By limiting the concentration of total nitrogen in the reclaimed water, detrimental effect (e.g., methemoglobinemia) can be controlled. In those recharge operations where adequate nitrogen removal cannot be achieved by treatment processes or in unsaturated zone, the proposed Groundwater Recharge Criteria provides the alternative method to meet the allowable concentration of total nitrogen concentration of 10 mg/L as N.
Essay # Cost of Pre-Treatment and Recharge:
Because requirements for pre-treatment for groundwater recharge vary considerably from location to location, a range of pre-treatment processes are covered by cost estimates, so that rough preliminary information on costs are available for planning purposes.
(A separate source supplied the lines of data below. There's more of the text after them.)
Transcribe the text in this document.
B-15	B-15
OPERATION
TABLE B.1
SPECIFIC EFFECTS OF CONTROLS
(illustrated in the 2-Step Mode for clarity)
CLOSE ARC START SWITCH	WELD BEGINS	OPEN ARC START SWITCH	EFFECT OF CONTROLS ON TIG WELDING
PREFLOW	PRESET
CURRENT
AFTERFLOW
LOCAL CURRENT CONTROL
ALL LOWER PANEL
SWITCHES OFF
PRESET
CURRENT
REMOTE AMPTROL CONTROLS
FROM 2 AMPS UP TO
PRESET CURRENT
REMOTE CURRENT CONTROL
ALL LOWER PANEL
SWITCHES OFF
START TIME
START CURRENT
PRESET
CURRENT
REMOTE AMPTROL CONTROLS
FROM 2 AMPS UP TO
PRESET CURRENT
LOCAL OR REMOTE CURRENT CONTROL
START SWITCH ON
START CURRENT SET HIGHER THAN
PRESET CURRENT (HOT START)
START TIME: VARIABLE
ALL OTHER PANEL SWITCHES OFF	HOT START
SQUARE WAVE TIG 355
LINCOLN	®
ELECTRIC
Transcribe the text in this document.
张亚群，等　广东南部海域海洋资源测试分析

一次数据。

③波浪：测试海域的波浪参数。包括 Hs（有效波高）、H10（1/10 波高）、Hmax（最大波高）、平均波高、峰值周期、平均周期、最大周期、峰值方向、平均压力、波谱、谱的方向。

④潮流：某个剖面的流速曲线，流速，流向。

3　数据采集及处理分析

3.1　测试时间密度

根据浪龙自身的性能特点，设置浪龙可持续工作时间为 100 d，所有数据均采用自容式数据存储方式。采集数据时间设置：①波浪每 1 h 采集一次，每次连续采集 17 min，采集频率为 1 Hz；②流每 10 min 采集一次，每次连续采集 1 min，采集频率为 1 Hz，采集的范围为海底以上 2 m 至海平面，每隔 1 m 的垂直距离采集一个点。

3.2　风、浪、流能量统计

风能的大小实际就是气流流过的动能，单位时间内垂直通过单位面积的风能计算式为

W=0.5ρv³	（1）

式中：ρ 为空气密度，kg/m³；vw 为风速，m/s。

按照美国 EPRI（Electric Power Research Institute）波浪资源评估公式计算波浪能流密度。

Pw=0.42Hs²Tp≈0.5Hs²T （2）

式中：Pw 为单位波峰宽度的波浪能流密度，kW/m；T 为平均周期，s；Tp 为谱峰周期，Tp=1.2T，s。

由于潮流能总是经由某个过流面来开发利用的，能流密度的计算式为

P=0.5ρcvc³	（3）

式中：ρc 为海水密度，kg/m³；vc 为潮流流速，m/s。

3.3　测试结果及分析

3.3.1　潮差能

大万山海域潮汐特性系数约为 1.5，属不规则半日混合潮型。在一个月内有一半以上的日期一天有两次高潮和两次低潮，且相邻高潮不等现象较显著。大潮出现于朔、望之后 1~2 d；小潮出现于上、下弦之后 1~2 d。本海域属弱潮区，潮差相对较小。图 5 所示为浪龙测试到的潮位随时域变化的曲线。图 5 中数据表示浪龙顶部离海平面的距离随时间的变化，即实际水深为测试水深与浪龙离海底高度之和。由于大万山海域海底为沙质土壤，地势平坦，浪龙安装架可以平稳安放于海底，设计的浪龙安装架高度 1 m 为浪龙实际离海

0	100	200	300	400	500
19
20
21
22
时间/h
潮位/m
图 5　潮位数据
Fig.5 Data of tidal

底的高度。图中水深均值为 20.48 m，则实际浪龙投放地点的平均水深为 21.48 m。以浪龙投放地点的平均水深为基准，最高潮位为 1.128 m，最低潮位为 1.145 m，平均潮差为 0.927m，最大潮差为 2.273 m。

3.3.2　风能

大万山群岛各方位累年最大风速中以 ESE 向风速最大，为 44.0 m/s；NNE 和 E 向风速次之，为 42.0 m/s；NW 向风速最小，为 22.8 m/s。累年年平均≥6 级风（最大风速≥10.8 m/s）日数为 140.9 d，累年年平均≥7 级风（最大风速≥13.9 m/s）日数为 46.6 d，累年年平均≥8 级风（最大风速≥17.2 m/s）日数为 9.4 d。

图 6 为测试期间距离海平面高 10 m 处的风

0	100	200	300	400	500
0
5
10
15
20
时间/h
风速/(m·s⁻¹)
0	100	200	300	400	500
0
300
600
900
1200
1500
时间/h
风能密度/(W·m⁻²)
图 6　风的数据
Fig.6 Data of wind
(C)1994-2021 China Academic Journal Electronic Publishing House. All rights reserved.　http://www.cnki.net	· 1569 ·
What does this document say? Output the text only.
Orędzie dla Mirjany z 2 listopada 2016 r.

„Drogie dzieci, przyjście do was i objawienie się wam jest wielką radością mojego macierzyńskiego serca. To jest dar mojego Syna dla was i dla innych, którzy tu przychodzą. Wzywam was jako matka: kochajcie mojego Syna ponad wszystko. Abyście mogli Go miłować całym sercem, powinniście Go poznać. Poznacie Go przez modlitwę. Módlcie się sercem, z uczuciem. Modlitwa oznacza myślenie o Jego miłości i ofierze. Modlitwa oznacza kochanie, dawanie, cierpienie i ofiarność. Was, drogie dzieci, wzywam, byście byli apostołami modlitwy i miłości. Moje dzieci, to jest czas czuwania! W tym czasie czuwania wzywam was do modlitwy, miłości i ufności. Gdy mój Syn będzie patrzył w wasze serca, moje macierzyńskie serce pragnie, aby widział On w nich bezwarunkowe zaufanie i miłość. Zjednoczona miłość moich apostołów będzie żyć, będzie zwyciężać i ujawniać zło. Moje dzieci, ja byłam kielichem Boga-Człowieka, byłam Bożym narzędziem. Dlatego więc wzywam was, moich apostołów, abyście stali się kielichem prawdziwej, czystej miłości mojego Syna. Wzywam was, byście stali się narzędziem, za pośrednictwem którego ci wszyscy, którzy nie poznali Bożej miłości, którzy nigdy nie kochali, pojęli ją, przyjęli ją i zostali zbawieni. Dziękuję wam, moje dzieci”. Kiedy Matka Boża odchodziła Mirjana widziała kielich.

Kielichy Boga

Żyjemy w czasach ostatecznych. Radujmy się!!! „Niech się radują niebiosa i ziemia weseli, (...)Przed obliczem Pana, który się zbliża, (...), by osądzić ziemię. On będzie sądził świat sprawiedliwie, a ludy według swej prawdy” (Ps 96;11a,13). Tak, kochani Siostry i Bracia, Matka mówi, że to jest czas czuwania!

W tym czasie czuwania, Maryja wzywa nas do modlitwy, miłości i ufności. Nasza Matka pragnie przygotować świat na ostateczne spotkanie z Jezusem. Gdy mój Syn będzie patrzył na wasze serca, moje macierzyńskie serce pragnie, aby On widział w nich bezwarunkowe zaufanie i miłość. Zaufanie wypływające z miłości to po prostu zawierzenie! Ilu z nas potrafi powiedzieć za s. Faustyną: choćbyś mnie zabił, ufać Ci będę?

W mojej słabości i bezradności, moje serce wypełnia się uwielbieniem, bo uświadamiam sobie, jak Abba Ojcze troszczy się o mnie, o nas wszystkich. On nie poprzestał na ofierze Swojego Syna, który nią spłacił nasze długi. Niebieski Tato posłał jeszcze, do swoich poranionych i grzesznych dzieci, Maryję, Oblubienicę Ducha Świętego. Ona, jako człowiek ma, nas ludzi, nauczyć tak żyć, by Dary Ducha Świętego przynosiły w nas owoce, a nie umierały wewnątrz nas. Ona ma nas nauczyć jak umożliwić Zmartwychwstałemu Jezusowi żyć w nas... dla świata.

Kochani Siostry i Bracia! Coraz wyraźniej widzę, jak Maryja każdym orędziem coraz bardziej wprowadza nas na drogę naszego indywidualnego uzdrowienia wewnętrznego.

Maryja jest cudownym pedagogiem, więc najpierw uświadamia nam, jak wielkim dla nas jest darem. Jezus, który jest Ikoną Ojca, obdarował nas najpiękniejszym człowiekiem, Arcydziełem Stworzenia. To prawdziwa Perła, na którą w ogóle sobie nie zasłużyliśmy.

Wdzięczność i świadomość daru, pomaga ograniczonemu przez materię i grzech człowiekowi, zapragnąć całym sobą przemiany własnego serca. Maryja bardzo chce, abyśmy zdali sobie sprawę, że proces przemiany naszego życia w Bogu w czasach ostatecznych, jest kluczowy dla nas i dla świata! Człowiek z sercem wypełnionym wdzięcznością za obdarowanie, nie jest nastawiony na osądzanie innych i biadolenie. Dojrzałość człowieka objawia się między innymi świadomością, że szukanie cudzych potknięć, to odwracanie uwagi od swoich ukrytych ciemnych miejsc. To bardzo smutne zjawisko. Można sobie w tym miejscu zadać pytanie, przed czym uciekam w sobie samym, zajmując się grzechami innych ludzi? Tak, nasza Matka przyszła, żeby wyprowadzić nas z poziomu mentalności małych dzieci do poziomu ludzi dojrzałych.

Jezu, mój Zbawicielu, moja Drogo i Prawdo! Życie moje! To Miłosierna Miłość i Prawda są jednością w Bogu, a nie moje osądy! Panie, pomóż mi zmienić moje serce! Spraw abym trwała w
Culp (8) summarized pre-treatment and recharge costs for five sets of recharge conditions as shown in Table 5. In addition to liquid processing costs, sludge processing costs are included.
The lowest cost system is for secondary treatment in aerated lagoons followed by surface spreading. The next set of conditions is secondary treatment by an activated sludge process followed by surface spreading. The third example is one which closely corresponds to project category I in Table 1.
It includes activated sludge process, filtration, and granular activated carbon (GAC) adsorption. For direct injection (similar to Project Category IV), it includes activated sludge process, high-lime treatment, re-carbonation, flow equalization, filtration, ammonia removal by ion exchange, breakpoint chlorination, GAC adsorption, reverse osmosis, ozonation, and chlorination.